The “hold my hand, Mommy” as we go down stairs every morning.
The way my oldest whispers to his baby brother as they fall asleep at night.
The “Mamamamama” jabber as the baby reaches for my face.
The laughter at the dinner table.
I know I will miss these things when they are grown because I feel the swelling these moments make in my heart. When these moments are gone, I will feel the space they will have left.
But the $4 of spilled blackberries.
The whining and pulling at my pants.
The learning (and learning, and learning, and learning…) to share.
The semi-comedic circus to get everyone out the door.
The constant questions. (O, sweet mercy! The questions!)

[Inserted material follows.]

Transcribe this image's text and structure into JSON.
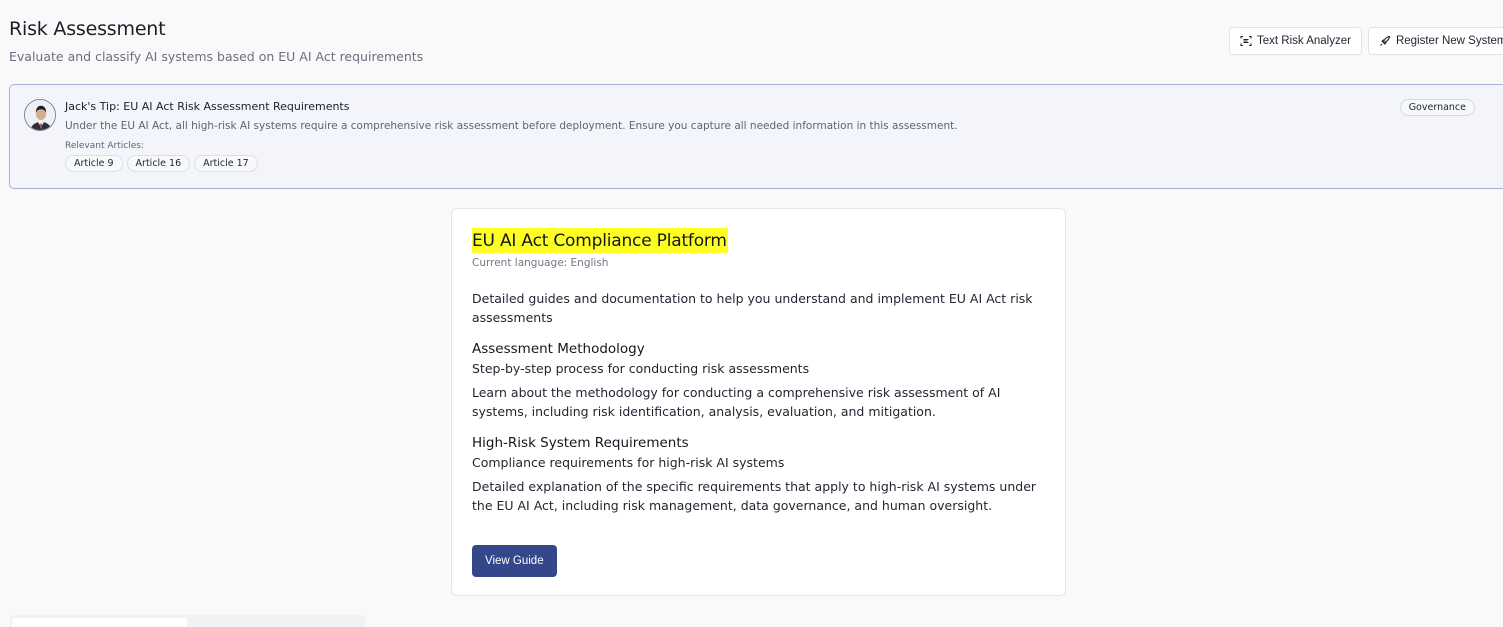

I want to miss these moments, too. I want to treasure them for what they are – fleeting. But with my current perspective, these moments aren’t expanding my heart. They are annoyances to me. Isn’t that the strangest thing? How does it happen that my children learning and needing me has become, in my eyes, a burden?
O, let it not be so.
I want God-eyes to see the preciousness in my near-three-year-old’s efforts to put away the berries himself. The connection OBrother and I have formed that makes him so long to be close to me. The foundation for the future of my boys’ friendship which we are laying now, on the floor of the playroom as they learn to share. The excitement that awaits us on the other side of that front door. The curiosity and learning spirit of OBoy.
I want to see those beautiful sides of these imperfect moments. I want my heart to expand at the blessings, not shrink and harden at the burden. I want these moments to grow and stretch me so that when they’re over – even the messy ones – my heart feels their absence and remembers them with fondness.
May I see the God-breathed beauty in every moment and may I miss them when they’re gone.